YouFM 100.1
- Patras; Greece;
- Broadcast area: Achaia
- Frequency: 100.1 MHz

Programming
- Language: Greek
- Format: Pop music, rarely any variety
- Affiliations: 95.2 Athens DeeJay (2004–2007)

Ownership
- Owner: George Katsaros and Theodore Katsiroubas

History
- First air date: 1989
- Last air date: 2021
- Former names: Step FM (1989–2004); Patras DeeJay (2004–2007);

= You FM (Greece) =

Former radio station in Patras, Greece

YouFM was a radio station broadcasting on 100.1 MHz serving Patras, Achaia and the western portion of Greece. The station was a mixture of variety and Top 40. The station was originally launched in 1989, as Step FM.

In 2004, Step FM started partnership with 95.2 Athens DeeJay to rebroadcast programs and was renamed Patras DeeJay. After three years, in 2007 the partnership with the Attica station was dissolved and renamed YouFM with its official program starting on October 1 of the same year.

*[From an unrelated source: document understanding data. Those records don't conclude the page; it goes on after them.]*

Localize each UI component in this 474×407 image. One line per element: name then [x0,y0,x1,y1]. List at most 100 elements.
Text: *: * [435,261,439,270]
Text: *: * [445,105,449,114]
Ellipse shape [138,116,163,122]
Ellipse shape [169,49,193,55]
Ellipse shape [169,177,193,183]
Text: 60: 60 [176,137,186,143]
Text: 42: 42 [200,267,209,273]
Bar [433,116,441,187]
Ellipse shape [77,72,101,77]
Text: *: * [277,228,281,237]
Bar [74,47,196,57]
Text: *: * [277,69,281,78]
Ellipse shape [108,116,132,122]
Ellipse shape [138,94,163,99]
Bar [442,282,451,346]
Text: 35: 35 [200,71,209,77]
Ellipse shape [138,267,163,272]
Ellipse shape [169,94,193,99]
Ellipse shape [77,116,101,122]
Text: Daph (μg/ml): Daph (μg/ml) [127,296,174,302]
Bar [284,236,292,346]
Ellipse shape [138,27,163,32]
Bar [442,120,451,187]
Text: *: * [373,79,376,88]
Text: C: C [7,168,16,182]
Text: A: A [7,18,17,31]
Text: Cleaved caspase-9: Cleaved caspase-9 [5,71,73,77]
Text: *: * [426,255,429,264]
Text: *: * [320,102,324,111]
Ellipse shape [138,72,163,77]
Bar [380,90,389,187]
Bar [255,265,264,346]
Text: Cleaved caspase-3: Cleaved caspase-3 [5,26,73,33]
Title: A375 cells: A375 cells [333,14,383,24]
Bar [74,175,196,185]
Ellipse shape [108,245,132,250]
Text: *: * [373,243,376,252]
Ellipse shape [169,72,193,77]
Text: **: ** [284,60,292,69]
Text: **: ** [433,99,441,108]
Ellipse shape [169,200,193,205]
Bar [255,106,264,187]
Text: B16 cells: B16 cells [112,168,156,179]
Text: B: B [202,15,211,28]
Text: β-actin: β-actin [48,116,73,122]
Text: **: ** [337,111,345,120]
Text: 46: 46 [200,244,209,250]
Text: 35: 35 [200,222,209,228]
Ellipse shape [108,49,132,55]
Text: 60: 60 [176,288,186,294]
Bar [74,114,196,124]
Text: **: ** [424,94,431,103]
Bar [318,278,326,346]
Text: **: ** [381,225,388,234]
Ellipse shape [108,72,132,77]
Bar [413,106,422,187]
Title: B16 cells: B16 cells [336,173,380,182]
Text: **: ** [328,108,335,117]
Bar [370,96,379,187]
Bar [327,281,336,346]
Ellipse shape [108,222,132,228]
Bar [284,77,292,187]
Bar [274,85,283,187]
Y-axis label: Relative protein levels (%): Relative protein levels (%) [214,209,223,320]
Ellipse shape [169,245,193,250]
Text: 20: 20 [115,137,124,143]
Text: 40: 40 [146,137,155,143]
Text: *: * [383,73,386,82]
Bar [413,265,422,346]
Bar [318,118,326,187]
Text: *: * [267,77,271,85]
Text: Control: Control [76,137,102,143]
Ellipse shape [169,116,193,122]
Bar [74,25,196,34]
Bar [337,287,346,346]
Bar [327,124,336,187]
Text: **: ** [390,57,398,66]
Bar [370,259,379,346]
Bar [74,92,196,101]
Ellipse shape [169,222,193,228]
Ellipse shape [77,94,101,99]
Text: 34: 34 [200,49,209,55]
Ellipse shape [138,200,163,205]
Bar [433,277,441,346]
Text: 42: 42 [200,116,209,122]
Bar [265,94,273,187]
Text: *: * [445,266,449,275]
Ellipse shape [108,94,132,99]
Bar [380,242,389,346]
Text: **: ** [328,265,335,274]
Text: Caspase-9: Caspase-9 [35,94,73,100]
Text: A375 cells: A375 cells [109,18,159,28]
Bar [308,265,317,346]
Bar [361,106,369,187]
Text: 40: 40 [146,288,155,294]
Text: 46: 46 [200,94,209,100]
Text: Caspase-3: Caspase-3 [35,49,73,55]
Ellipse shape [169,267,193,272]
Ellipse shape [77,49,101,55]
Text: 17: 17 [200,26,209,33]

Constantinos Saradis was the program director in the period of 2007 up to 2010. Then, the station changed, Diamantis Kyriakakis, as the last program director made a lot of changes to the program, and also in the music. From the summer of 2010 until its closure, it was the most popular radio station in Patras for all ages especially in the target group from 20 to 35 years old.

==Slogan==
Its slogan till 2010 was O freskos ixos tis Patras (which means The Fresh Sound of Patras). In 2011, a new slogan added along with previous one, the No1 xari se sena (No1 thanks to YOU!). Diamantis Kiriakakis after May 2012 replaced this slogan with the new one To Agapimeno Sou Radiofono that means «Your Favorite Radio» or «Your Favorite Station». Another slogan was «The best foreign music in the city».

==Closure==
In early 2020, the NCRTV decided to delete YouFM 100.1 as for a long time it has not submitted information about the inner workings of the business that operated it. However, it continued to operate until the end of the following year when it permanently stopped broadcasting.